Constrained Exploration via Reflected Replica Exchange Stochastic Gradient Langevin Dynamics
This work addresses efficiency problems in sampling for non-convex learning, particularly in large-scale datasets, but is incremental as it builds on existing reSGLD methods.
The paper tackled the stagnation issue in replica exchange stochastic gradient Langevin dynamics (reSGLD) when exploring non-convex distributions by proposing reflected reSGLD (r2SGLD), which uses reflection steps within a bounded domain to improve mixing rates, showing a quadratic enhancement in theory and validated through experiments on dynamical systems, multi-modal distributions, and image classification.
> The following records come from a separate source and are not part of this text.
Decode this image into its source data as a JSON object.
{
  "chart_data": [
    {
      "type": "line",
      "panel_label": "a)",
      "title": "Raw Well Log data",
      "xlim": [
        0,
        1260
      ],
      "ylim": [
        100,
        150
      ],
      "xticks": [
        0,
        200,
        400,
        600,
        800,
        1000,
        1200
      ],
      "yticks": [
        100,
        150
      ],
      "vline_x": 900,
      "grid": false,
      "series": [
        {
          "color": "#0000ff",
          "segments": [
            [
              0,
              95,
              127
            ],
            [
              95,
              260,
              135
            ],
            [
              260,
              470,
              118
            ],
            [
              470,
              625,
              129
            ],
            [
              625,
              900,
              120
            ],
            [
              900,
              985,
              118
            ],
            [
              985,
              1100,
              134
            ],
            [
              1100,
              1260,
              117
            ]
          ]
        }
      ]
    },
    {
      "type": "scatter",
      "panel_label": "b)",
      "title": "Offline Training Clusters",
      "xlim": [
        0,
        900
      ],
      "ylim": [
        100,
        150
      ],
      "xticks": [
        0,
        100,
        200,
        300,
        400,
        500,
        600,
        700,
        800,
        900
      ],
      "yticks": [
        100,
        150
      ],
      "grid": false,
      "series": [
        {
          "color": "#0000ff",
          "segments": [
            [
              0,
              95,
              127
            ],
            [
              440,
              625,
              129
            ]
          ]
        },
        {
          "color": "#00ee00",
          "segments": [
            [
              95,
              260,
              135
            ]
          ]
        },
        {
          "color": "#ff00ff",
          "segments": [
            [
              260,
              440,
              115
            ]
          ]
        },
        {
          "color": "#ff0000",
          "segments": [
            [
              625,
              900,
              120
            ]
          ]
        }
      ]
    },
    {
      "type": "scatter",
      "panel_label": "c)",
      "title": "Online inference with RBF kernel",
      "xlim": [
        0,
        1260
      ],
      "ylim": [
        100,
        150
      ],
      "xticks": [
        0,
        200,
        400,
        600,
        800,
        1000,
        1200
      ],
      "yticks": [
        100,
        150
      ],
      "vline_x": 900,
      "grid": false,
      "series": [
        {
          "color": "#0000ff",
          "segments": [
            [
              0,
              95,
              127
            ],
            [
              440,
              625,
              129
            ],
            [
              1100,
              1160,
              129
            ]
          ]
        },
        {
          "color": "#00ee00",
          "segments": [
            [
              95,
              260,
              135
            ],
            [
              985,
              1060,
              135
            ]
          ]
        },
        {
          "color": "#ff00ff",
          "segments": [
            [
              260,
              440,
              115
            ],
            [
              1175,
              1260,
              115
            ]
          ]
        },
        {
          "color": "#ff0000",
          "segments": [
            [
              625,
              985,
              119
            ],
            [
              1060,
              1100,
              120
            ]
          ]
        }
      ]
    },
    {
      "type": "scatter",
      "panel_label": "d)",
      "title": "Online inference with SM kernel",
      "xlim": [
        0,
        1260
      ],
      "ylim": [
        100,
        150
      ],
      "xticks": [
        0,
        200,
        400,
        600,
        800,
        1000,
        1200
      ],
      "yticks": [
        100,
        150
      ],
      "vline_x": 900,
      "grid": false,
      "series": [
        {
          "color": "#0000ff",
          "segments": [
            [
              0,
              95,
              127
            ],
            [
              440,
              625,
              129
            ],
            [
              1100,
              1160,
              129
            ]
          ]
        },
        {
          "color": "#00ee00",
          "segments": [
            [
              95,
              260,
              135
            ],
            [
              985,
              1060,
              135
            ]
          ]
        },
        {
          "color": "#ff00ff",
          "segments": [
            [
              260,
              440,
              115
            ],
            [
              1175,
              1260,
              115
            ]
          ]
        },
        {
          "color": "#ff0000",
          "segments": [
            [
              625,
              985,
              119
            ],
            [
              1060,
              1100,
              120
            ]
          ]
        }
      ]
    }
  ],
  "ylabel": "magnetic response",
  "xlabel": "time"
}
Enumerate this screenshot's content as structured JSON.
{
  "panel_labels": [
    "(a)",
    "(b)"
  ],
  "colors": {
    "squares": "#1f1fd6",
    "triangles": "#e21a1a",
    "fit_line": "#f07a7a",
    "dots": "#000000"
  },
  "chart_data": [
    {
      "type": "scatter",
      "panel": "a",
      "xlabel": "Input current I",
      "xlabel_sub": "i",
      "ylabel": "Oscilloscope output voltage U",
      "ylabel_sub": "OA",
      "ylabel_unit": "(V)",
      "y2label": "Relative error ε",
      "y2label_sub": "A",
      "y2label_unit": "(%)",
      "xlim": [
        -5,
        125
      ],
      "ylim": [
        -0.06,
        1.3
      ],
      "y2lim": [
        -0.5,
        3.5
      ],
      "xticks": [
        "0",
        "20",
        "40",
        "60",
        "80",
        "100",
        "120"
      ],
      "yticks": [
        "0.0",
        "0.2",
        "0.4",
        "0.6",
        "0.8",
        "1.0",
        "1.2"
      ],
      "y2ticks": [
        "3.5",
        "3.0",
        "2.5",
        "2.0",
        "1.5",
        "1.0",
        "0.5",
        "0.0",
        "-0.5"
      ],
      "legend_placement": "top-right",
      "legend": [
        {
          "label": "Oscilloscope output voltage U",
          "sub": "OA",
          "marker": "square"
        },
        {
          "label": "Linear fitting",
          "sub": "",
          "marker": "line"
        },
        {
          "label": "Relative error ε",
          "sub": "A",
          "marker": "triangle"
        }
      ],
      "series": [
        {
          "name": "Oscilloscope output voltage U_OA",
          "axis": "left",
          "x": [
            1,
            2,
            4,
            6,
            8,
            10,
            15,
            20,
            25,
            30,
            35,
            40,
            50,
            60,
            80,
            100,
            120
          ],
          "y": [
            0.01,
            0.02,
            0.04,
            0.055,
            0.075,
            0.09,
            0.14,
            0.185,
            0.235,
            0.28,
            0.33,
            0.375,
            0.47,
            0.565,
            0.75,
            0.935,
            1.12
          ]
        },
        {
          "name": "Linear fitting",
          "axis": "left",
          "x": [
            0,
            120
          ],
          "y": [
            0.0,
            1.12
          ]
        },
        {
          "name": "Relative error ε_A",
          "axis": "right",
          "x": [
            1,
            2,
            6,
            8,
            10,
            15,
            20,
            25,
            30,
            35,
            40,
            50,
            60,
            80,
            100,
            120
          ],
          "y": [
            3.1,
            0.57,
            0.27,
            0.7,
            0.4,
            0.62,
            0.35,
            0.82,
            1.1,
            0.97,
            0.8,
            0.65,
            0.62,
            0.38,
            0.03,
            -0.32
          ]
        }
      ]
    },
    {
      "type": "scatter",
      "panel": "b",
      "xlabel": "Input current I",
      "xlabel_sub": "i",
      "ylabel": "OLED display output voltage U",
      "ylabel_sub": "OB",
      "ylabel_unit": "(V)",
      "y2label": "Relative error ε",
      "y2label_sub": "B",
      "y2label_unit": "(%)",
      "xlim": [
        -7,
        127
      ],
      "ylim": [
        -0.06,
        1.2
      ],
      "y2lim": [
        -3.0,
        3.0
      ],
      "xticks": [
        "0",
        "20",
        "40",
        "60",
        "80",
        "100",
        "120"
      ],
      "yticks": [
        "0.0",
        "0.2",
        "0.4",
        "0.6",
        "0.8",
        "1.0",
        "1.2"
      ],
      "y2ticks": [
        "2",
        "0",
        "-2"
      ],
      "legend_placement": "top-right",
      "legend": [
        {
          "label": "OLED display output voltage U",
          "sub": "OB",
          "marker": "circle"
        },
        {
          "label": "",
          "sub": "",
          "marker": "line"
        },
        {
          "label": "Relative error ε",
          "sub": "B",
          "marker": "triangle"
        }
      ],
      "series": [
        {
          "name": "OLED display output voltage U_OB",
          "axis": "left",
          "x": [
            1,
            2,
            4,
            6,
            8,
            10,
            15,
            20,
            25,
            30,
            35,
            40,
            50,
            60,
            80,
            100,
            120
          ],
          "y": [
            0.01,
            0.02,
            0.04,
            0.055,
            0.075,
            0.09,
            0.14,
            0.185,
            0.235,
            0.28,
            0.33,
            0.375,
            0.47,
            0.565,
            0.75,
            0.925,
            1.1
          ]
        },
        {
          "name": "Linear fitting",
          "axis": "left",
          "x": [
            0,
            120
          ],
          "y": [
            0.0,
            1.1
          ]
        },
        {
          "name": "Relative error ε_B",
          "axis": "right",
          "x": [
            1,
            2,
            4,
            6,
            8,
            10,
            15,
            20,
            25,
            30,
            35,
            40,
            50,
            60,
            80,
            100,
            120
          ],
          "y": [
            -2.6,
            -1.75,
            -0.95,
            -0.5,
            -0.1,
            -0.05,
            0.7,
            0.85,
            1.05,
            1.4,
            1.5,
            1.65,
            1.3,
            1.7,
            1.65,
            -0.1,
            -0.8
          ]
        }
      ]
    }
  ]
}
Replica exchange stochastic gradient Langevin dynamics (reSGLD) is an effective sampler for non-convex learning in large-scale datasets. However, the simulation may encounter stagnation issues when the high-temperature chain delves too deeply into the distribution tails. To tackle this issue, we propose reflected reSGLD (r2SGLD): an algorithm tailored for constrained non-convex exploration by utilizing reflection steps within a bounded domain. Theoretically, we observe that reducing the diameter of the domain enhances mixing rates, exhibiting a $\textit{quadratic}$ behavior. Empirically, we test its performance through extensive experiments, including identifying dynamical systems with physical constraints, simulations of constrained multi-modal distributions, and image classification tasks. The theoretical and empirical findings highlight the crucial role of constrained exploration in improving the simulation efficiency.